Ingredients: hot pot leftovers, soy sauce, oyster sauce, chicken essence, star anise and stock.
Exercise:
1, heat the wok with oil, and stir-fry the wok with star anise;
2. Stir-fry the mushrooms in the hot pot leftovers, and add the broth when the mushrooms are eight ripe;
3. Add soy sauce and oyster sauce, simmer for 2 minutes, add the remaining ingredients of the hot pot and stir fry, cover and simmer for a while;
4. Put the vegetables in the hot pot leftovers into a clean pot, blanch them, remove them and put them in a plate;
5. When the soup in the pot thickens, add the right amount of salt and chicken essence and stir well, then pour it into the dish with vegetables.
Exercise 2:
1. Heat oil in a wok, add star anise 1 piece, and it is best to break star anise into small pieces and stir fry.

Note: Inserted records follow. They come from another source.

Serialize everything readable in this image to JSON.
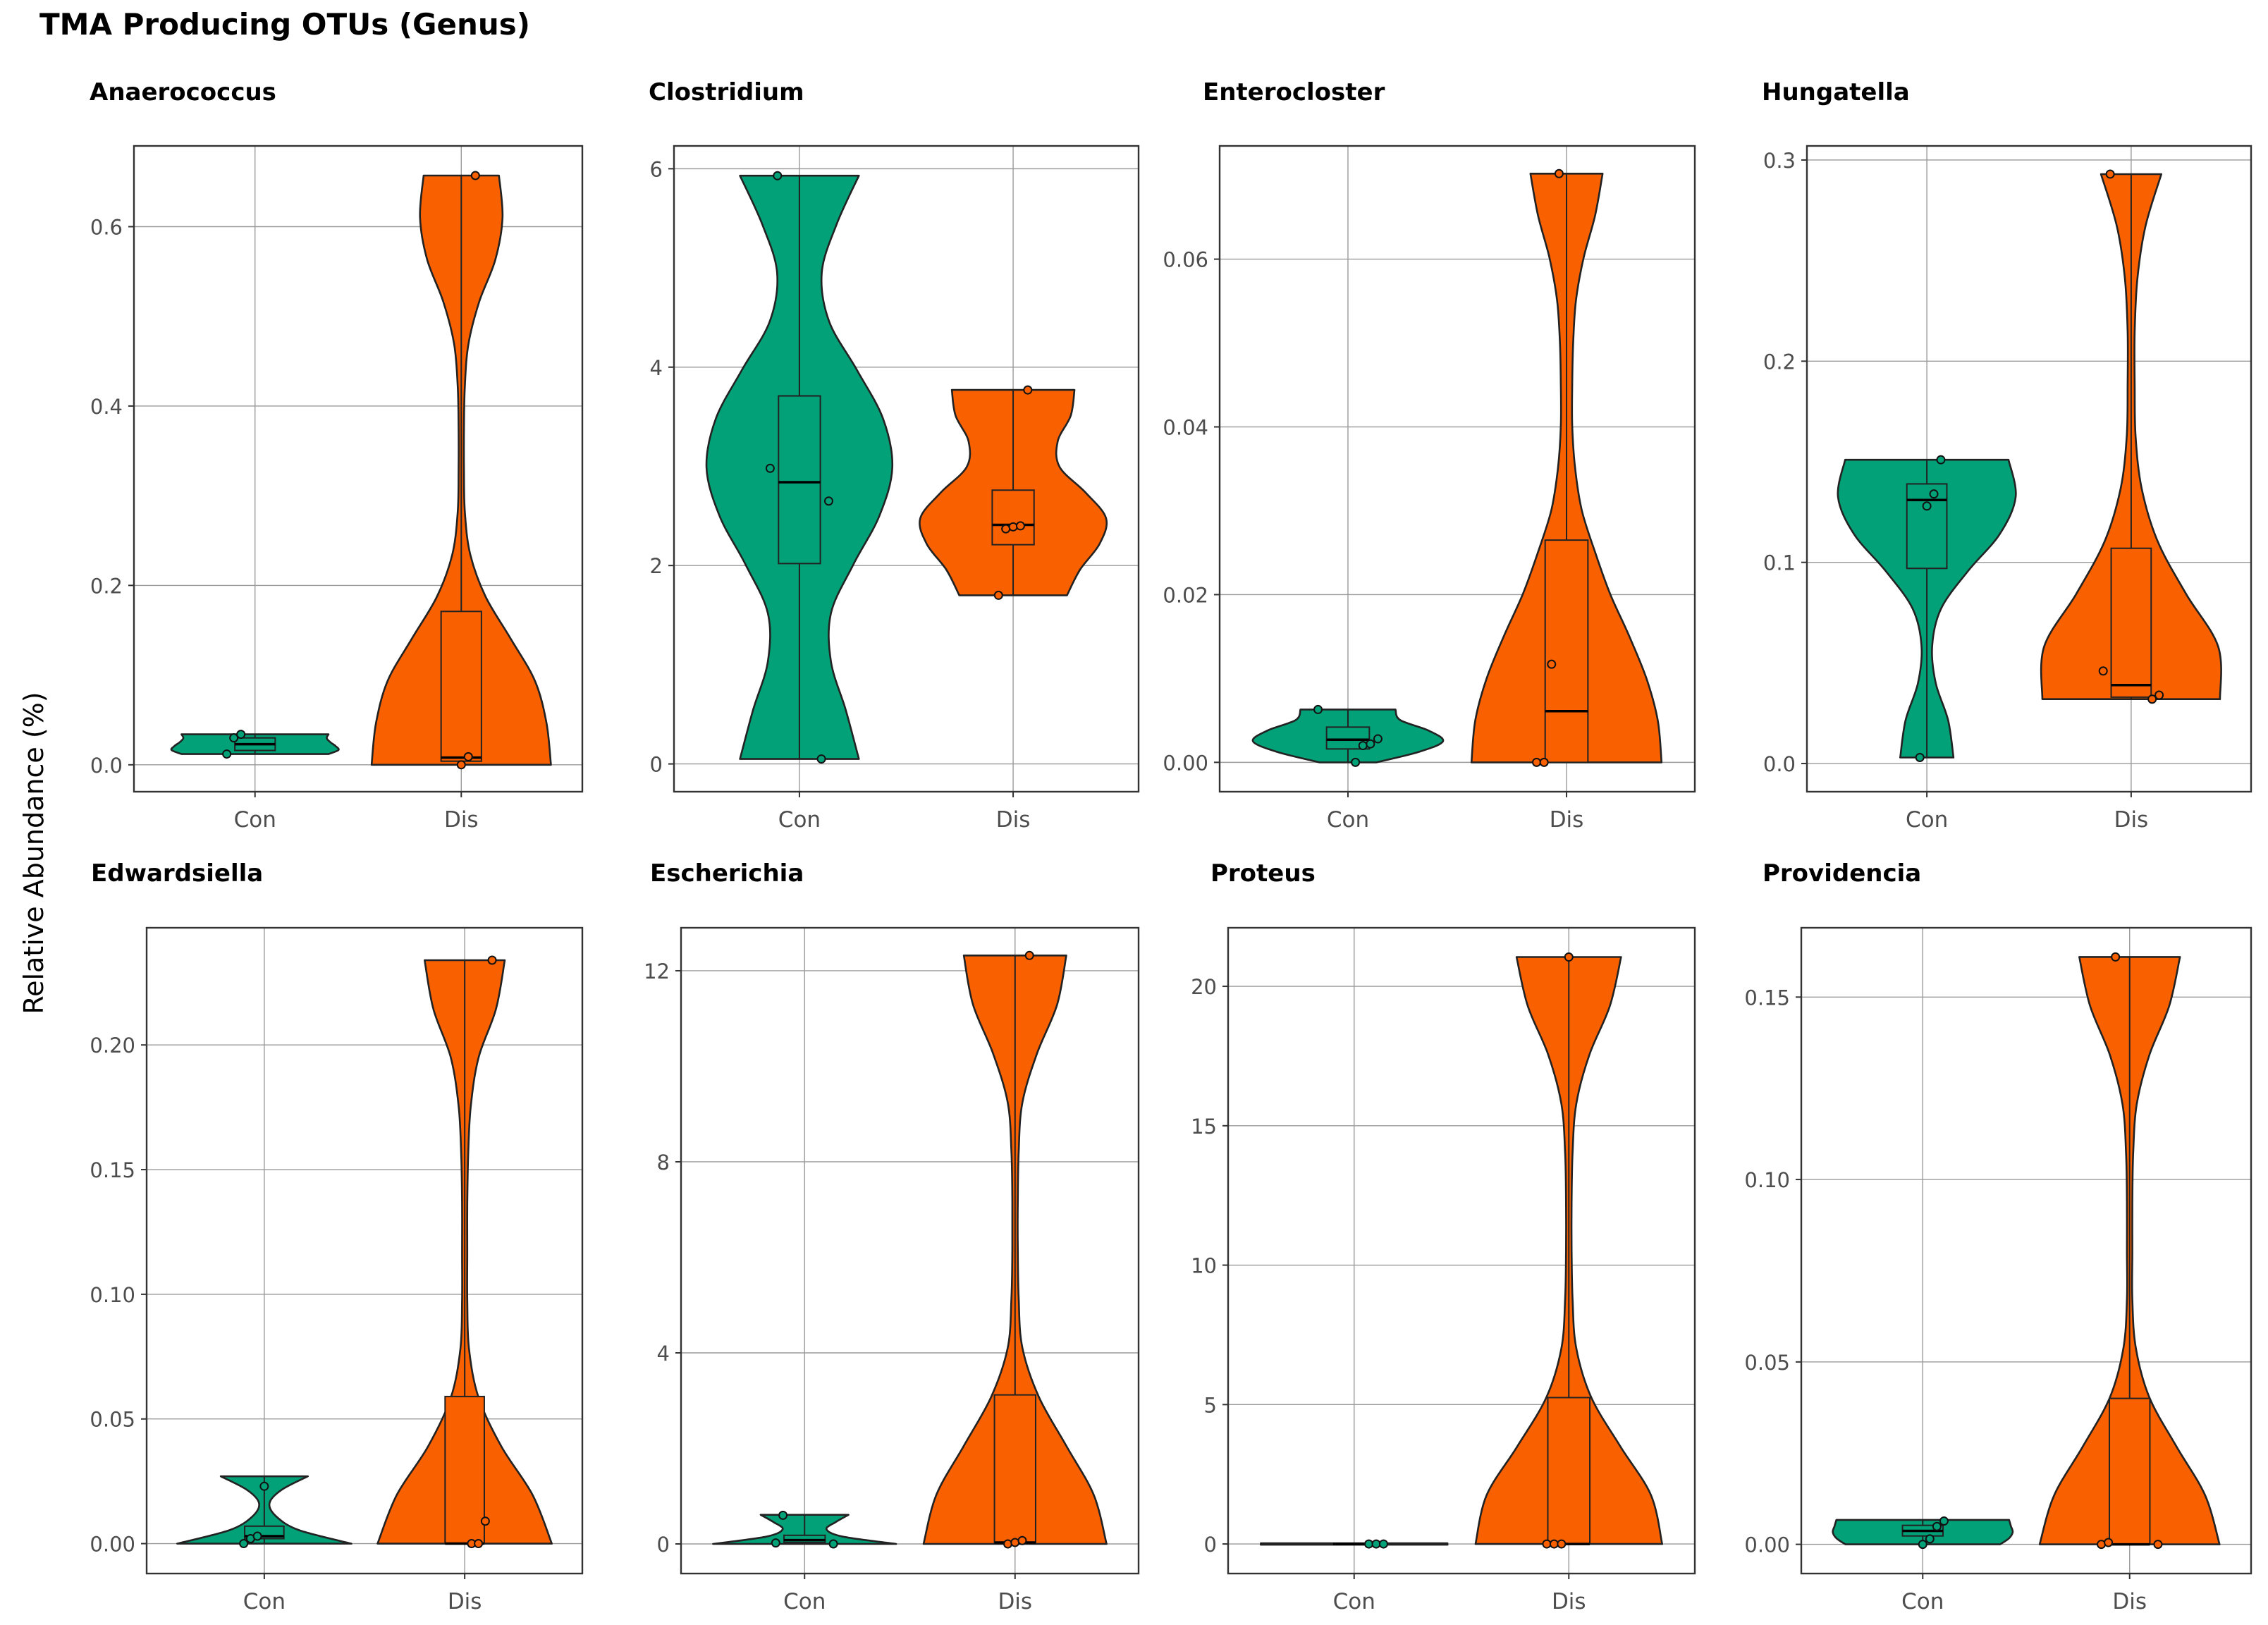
{
  "figure": {
    "title": "TMA Producing OTUs (Genus)",
    "ylabel": "Relative Abundance (%)"
  },
  "colors": {
    "Con": "#03A178",
    "Dis": "#F96000",
    "stroke": "#222222",
    "grid": "#9a9a9a"
  },
  "chart_data": [
    {
      "type": "violin",
      "title": "Anaerococcus",
      "categories": [
        "Con",
        "Dis"
      ],
      "ylim": [
        -0.03,
        0.69
      ],
      "ticks": [
        0.0,
        0.2,
        0.4,
        0.6
      ],
      "tick_labels": [
        "0.0",
        "0.2",
        "0.4",
        "0.6"
      ],
      "groups": [
        {
          "name": "Con",
          "min": 0.012,
          "max": 0.034,
          "q1": 0.016,
          "median": 0.023,
          "q3": 0.03,
          "points": [
            0.012,
            0.03,
            0.034
          ],
          "width_profile": [
            0.82,
            0.93,
            0.9,
            0.84,
            0.8,
            0.82
          ]
        },
        {
          "name": "Dis",
          "min": 0.0,
          "max": 0.657,
          "q1": 0.004,
          "median": 0.008,
          "q3": 0.171,
          "points": [
            0.0,
            0.009,
            0.657
          ],
          "width_profile": [
            1.0,
            0.95,
            0.82,
            0.55,
            0.27,
            0.1,
            0.04,
            0.03,
            0.03,
            0.04,
            0.08,
            0.2,
            0.38,
            0.46,
            0.42
          ]
        }
      ]
    },
    {
      "type": "violin",
      "title": "Clostridium",
      "categories": [
        "Con",
        "Dis"
      ],
      "ylim": [
        -0.28,
        6.23
      ],
      "ticks": [
        0,
        2,
        4,
        6
      ],
      "tick_labels": [
        "0",
        "2",
        "4",
        "6"
      ],
      "groups": [
        {
          "name": "Con",
          "min": 0.05,
          "max": 5.93,
          "q1": 2.02,
          "median": 2.84,
          "q3": 3.71,
          "points": [
            0.05,
            2.65,
            2.98,
            5.93
          ],
          "width_profile": [
            0.64,
            0.5,
            0.34,
            0.34,
            0.58,
            0.86,
            1.0,
            0.9,
            0.62,
            0.32,
            0.24,
            0.4,
            0.64
          ]
        },
        {
          "name": "Dis",
          "min": 1.7,
          "max": 3.77,
          "q1": 2.21,
          "median": 2.41,
          "q3": 2.76,
          "points": [
            1.7,
            2.37,
            2.39,
            2.4,
            3.77
          ],
          "width_profile": [
            0.58,
            0.72,
            0.93,
            1.0,
            0.78,
            0.5,
            0.48,
            0.62,
            0.66
          ]
        }
      ]
    },
    {
      "type": "violin",
      "title": "Enterocloster",
      "categories": [
        "Con",
        "Dis"
      ],
      "ylim": [
        -0.0035,
        0.0735
      ],
      "ticks": [
        0.0,
        0.02,
        0.04,
        0.06
      ],
      "tick_labels": [
        "0.00",
        "0.02",
        "0.04",
        "0.06"
      ],
      "groups": [
        {
          "name": "Con",
          "min": 0.0,
          "max": 0.0063,
          "q1": 0.0016,
          "median": 0.0027,
          "q3": 0.0042,
          "points": [
            0.0,
            0.002,
            0.0022,
            0.0028,
            0.0063
          ],
          "width_profile": [
            0.3,
            0.75,
            1.0,
            0.85,
            0.55,
            0.5
          ]
        },
        {
          "name": "Dis",
          "min": 0.0,
          "max": 0.0702,
          "q1": 0.0,
          "median": 0.0061,
          "q3": 0.0265,
          "points": [
            0.0,
            0.0,
            0.0117,
            0.0702
          ],
          "width_profile": [
            1.0,
            0.96,
            0.84,
            0.66,
            0.46,
            0.3,
            0.16,
            0.09,
            0.06,
            0.06,
            0.07,
            0.1,
            0.18,
            0.3,
            0.38
          ]
        }
      ]
    },
    {
      "type": "violin",
      "title": "Hungatella",
      "categories": [
        "Con",
        "Dis"
      ],
      "ylim": [
        -0.014,
        0.307
      ],
      "ticks": [
        0.0,
        0.1,
        0.2,
        0.3
      ],
      "tick_labels": [
        "0.0",
        "0.1",
        "0.2",
        "0.3"
      ],
      "groups": [
        {
          "name": "Con",
          "min": 0.003,
          "max": 0.151,
          "q1": 0.097,
          "median": 0.131,
          "q3": 0.139,
          "points": [
            0.003,
            0.128,
            0.134,
            0.151
          ],
          "width_profile": [
            0.3,
            0.24,
            0.1,
            0.06,
            0.16,
            0.46,
            0.82,
            1.0,
            0.92
          ]
        },
        {
          "name": "Dis",
          "min": 0.032,
          "max": 0.293,
          "q1": 0.033,
          "median": 0.039,
          "q3": 0.107,
          "points": [
            0.032,
            0.034,
            0.046,
            0.293
          ],
          "width_profile": [
            1.0,
            0.98,
            0.62,
            0.3,
            0.12,
            0.05,
            0.04,
            0.04,
            0.07,
            0.16,
            0.34
          ]
        }
      ]
    },
    {
      "type": "violin",
      "title": "Edwardsiella",
      "categories": [
        "Con",
        "Dis"
      ],
      "ylim": [
        -0.012,
        0.247
      ],
      "ticks": [
        0.0,
        0.05,
        0.1,
        0.15,
        0.2
      ],
      "tick_labels": [
        "0.00",
        "0.05",
        "0.10",
        "0.15",
        "0.20"
      ],
      "groups": [
        {
          "name": "Con",
          "min": 0.0,
          "max": 0.027,
          "q1": 0.002,
          "median": 0.003,
          "q3": 0.007,
          "points": [
            0.0,
            0.002,
            0.003,
            0.023
          ],
          "width_profile": [
            1.0,
            0.4,
            0.14,
            0.06,
            0.2,
            0.5
          ]
        },
        {
          "name": "Dis",
          "min": 0.0,
          "max": 0.234,
          "q1": 0.0,
          "median": 0.0,
          "q3": 0.059,
          "points": [
            0.0,
            0.0,
            0.009,
            0.234
          ],
          "width_profile": [
            1.0,
            0.78,
            0.42,
            0.16,
            0.05,
            0.03,
            0.03,
            0.03,
            0.04,
            0.07,
            0.16,
            0.36,
            0.46
          ]
        }
      ]
    },
    {
      "type": "violin",
      "title": "Escherichia",
      "categories": [
        "Con",
        "Dis"
      ],
      "ylim": [
        -0.62,
        12.9
      ],
      "ticks": [
        0,
        4,
        8,
        12
      ],
      "tick_labels": [
        "0",
        "4",
        "8",
        "12"
      ],
      "groups": [
        {
          "name": "Con",
          "min": 0.0,
          "max": 0.61,
          "q1": 0.03,
          "median": 0.08,
          "q3": 0.18,
          "points": [
            0.0,
            0.02,
            0.6
          ],
          "width_profile": [
            1.0,
            0.42,
            0.24,
            0.34,
            0.48
          ]
        },
        {
          "name": "Dis",
          "min": 0.0,
          "max": 12.32,
          "q1": 0.0,
          "median": 0.03,
          "q3": 3.12,
          "points": [
            0.0,
            0.03,
            0.07,
            12.32
          ],
          "width_profile": [
            1.0,
            0.86,
            0.56,
            0.26,
            0.08,
            0.04,
            0.03,
            0.03,
            0.04,
            0.08,
            0.24,
            0.46,
            0.56
          ]
        }
      ]
    },
    {
      "type": "violin",
      "title": "Proteus",
      "categories": [
        "Con",
        "Dis"
      ],
      "ylim": [
        -1.06,
        22.1
      ],
      "ticks": [
        0,
        5,
        10,
        15,
        20
      ],
      "tick_labels": [
        "0",
        "5",
        "10",
        "15",
        "20"
      ],
      "groups": [
        {
          "name": "Con",
          "min": 0.0,
          "max": 0.01,
          "q1": 0.0,
          "median": 0.0,
          "q3": 0.0,
          "points": [
            0.0,
            0.0,
            0.0
          ],
          "width_profile": [
            1.0,
            1.0
          ]
        },
        {
          "name": "Dis",
          "min": 0.0,
          "max": 21.05,
          "q1": 0.0,
          "median": 0.0,
          "q3": 5.25,
          "points": [
            0.0,
            0.0,
            0.0,
            21.05
          ],
          "width_profile": [
            1.0,
            0.88,
            0.55,
            0.24,
            0.08,
            0.04,
            0.03,
            0.03,
            0.04,
            0.08,
            0.22,
            0.44,
            0.56
          ]
        }
      ]
    },
    {
      "type": "violin",
      "title": "Providencia",
      "categories": [
        "Con",
        "Dis"
      ],
      "ylim": [
        -0.008,
        0.169
      ],
      "ticks": [
        0.0,
        0.05,
        0.1,
        0.15
      ],
      "tick_labels": [
        "0.00",
        "0.05",
        "0.10",
        "0.15"
      ],
      "groups": [
        {
          "name": "Con",
          "min": 0.0,
          "max": 0.0067,
          "q1": 0.0023,
          "median": 0.0037,
          "q3": 0.0052,
          "points": [
            0.0,
            0.0015,
            0.0049,
            0.0064
          ],
          "width_profile": [
            0.86,
            0.96,
            1.0,
            0.98,
            0.96
          ]
        },
        {
          "name": "Dis",
          "min": 0.0,
          "max": 0.161,
          "q1": 0.0,
          "median": 0.0,
          "q3": 0.04,
          "points": [
            0.0,
            0.0,
            0.0005,
            0.161
          ],
          "width_profile": [
            1.0,
            0.84,
            0.52,
            0.22,
            0.07,
            0.03,
            0.03,
            0.03,
            0.04,
            0.08,
            0.22,
            0.44,
            0.56
          ]
        }
      ]
    }
  ]
}
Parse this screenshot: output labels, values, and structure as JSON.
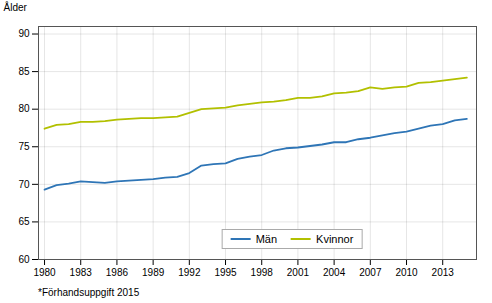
{
  "chart_data": {
    "type": "line",
    "ylabel": "Ålder",
    "footnote": "*Förhandsuppgift 2015",
    "x": [
      1980,
      1981,
      1982,
      1983,
      1984,
      1985,
      1986,
      1987,
      1988,
      1989,
      1990,
      1991,
      1992,
      1993,
      1994,
      1995,
      1996,
      1997,
      1998,
      1999,
      2000,
      2001,
      2002,
      2003,
      2004,
      2005,
      2006,
      2007,
      2008,
      2009,
      2010,
      2011,
      2012,
      2013,
      2014,
      2015
    ],
    "series": [
      {
        "name": "Män",
        "color": "#2e75b6",
        "values": [
          69.3,
          69.9,
          70.1,
          70.4,
          70.3,
          70.2,
          70.4,
          70.5,
          70.6,
          70.7,
          70.9,
          71.0,
          71.5,
          72.5,
          72.7,
          72.8,
          73.4,
          73.7,
          73.9,
          74.5,
          74.8,
          74.9,
          75.1,
          75.3,
          75.6,
          75.6,
          76.0,
          76.2,
          76.5,
          76.8,
          77.0,
          77.4,
          77.8,
          78.0,
          78.5,
          78.7
        ]
      },
      {
        "name": "Kvinnor",
        "color": "#b2c000",
        "values": [
          77.4,
          77.9,
          78.0,
          78.3,
          78.3,
          78.4,
          78.6,
          78.7,
          78.8,
          78.8,
          78.9,
          79.0,
          79.5,
          80.0,
          80.1,
          80.2,
          80.5,
          80.7,
          80.9,
          81.0,
          81.2,
          81.5,
          81.5,
          81.7,
          82.1,
          82.2,
          82.4,
          82.9,
          82.7,
          82.9,
          83.0,
          83.5,
          83.6,
          83.8,
          84.0,
          84.2
        ]
      }
    ],
    "xlim": [
      1979.5,
      2015.8
    ],
    "xticks": [
      1980,
      1983,
      1986,
      1989,
      1992,
      1995,
      1998,
      2001,
      2004,
      2007,
      2010,
      2013
    ],
    "ylim": [
      60,
      91
    ],
    "yticks": [
      60,
      65,
      70,
      75,
      80,
      85,
      90
    ],
    "grid": true,
    "legend": "bottom"
  }
}
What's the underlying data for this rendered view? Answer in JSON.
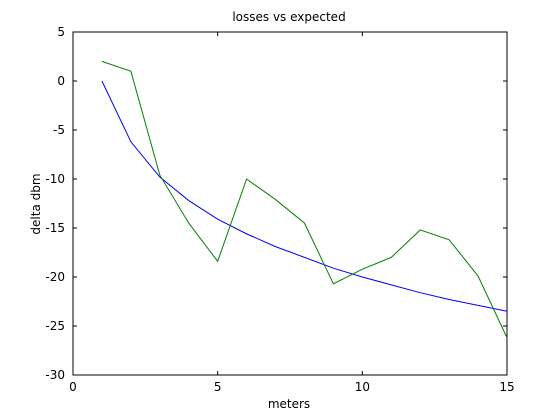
{
  "chart_data": {
    "type": "line",
    "title": "losses vs expected",
    "xlabel": "meters",
    "ylabel": "delta dbm",
    "xlim": [
      0,
      15
    ],
    "ylim": [
      -30,
      5
    ],
    "xticks": [
      0,
      5,
      10,
      15
    ],
    "yticks": [
      5,
      0,
      -5,
      -10,
      -15,
      -20,
      -25,
      -30
    ],
    "grid": false,
    "legend": "none",
    "series": [
      {
        "color": "#0000ff",
        "x": [
          1,
          2,
          3,
          4,
          5,
          6,
          7,
          8,
          9,
          10,
          11,
          12,
          13,
          14,
          15
        ],
        "y": [
          0,
          -6.2,
          -9.8,
          -12.2,
          -14.1,
          -15.6,
          -16.9,
          -18.0,
          -19.1,
          -20.0,
          -20.8,
          -21.6,
          -22.3,
          -22.9,
          -23.5
        ]
      },
      {
        "color": "#008000",
        "x": [
          1,
          2,
          3,
          4,
          5,
          6,
          7,
          8,
          9,
          10,
          11,
          12,
          13,
          14,
          15
        ],
        "y": [
          2.0,
          1.0,
          -9.6,
          -14.5,
          -18.4,
          -10.0,
          -12.1,
          -14.5,
          -20.7,
          -19.2,
          -18.0,
          -15.2,
          -16.2,
          -19.9,
          -26.2
        ]
      }
    ]
  }
}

Then fry the mushrooms. When the mushrooms are eight-ripe, add the broth (drain the water if there is no broth), add the soy sauce and oyster sauce, and stew for 2 minutes.
2. Add the remaining ingredients of various hot pots and stir fry. Cover and stew for a while.
3, another pot, blanch the vegetables, remove them and put them on the plate.
4. When the soup in the wok is almost collected, put a proper amount of salt, stir-fry the chicken essence evenly, and pour it into the dish with vegetables.